[Top][All Lists]
[Date Prev][Date Next][Thread Prev][Thread Next][Date Index][Thread Index]
Re: sort suggestion : --head/tail n option
From: |
Philippe De Muyter |
Subject: |
Re: sort suggestion : --head/tail n option |
Date: |
Fri, 23 Apr 2004 12:07:31 +0200 (CEST) |
Paul Eggert wrote :
> "Philippe De Muyter" <address@hidden> writes:
>
> > Do you think that this new option would fit easily in the current `sort'
> > implementation, and how ?
>
> It could be done and would I think be useful, though there would be a
> few issues.
>
> 1. You need to handle the case of "ties" correctly. A tie occurs if
> two lines compare equal: this can happen even if their byte-for-byte
> contents differ. In this case, you want the output of "sort --tail
> 1000" to be equivalent to "sort | tail -n 1000". As you're sorting if
> a new "tie" comes in for the first line in the tail, you need to
> discard that first line and insert the "tie" in the correct position
> somewhere in the "tail". Ties for "sort --head" are easier, as you
> can simply discard new ties for the last line in the head.

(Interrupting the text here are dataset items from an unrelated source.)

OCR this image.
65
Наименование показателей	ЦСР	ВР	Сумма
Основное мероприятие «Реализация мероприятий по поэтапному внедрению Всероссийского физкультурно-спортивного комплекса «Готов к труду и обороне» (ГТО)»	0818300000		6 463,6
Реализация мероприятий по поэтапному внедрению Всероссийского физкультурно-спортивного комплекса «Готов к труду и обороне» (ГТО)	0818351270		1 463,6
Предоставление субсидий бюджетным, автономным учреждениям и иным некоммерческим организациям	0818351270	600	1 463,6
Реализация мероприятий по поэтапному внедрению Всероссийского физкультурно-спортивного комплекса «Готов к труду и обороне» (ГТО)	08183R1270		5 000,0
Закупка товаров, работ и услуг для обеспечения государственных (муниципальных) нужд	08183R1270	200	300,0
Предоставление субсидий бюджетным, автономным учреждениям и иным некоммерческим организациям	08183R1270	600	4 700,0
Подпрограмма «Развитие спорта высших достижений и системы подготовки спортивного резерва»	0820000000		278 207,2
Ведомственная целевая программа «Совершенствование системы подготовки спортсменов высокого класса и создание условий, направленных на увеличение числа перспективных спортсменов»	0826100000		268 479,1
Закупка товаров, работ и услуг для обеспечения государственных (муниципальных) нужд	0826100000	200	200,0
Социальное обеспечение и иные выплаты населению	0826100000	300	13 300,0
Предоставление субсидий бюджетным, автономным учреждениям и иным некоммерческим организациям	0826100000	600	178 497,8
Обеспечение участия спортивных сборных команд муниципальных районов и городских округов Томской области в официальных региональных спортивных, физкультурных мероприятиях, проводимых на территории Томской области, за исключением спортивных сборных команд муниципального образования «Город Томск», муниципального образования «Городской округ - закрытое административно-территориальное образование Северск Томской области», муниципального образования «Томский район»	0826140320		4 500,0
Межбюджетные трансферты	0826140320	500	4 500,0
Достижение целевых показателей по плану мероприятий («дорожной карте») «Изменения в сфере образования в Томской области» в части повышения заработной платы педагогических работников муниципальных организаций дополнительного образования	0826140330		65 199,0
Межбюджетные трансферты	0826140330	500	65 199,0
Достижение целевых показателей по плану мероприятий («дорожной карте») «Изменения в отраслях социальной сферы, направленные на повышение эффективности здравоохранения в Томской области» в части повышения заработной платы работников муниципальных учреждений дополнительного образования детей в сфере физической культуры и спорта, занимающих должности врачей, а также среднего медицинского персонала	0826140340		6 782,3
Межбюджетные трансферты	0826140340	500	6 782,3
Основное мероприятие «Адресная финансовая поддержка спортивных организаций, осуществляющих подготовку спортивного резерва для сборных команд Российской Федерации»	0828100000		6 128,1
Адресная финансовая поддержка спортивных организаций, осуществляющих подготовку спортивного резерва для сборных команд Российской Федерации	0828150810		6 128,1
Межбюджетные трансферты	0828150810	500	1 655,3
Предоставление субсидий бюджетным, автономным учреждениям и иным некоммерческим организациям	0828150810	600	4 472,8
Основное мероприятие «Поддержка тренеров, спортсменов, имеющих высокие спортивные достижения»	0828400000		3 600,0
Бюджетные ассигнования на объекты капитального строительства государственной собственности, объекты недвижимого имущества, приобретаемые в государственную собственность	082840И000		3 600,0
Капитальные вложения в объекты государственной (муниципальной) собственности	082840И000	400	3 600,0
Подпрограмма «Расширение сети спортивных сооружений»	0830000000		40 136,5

What's the current output order for "ties" ? Input order ? or something else ?
Does the 'compare' function take care of that ?
>
> 2. Have you looked at the literature for the best data structure to
> solve your problem? For example, the people doing simulations have
> worked hard on algorithms to implement priority queues (where the most
> important operations are "delete min" and "insert"), and this seems to
> be close to what you need. Splay heaps seem to be one of the current
> champions in that area.
I had already implemented my ad-hoc test program using a binary heap.
I will look at splay heaps it you think that could be better.
>
> 3 (optional). There should be no arbitrary limits, so ideally the
> performance should be good even if N is quite large, so large that the
> number of saved lines doesn't fit into memory. However, this might
> require adding major structural complexity to your algorithm so
> perhaps it isn't worth doing.
If there's a portable way to detect we overflow a reasonable memory usage,
then we could revert to the normal algorithm and output only the first/last
N lines. Handling the '-u' option should also happen that way.
>
> Anyway, thanks for looking into the problem.
>
Thanks for your interest
Philippe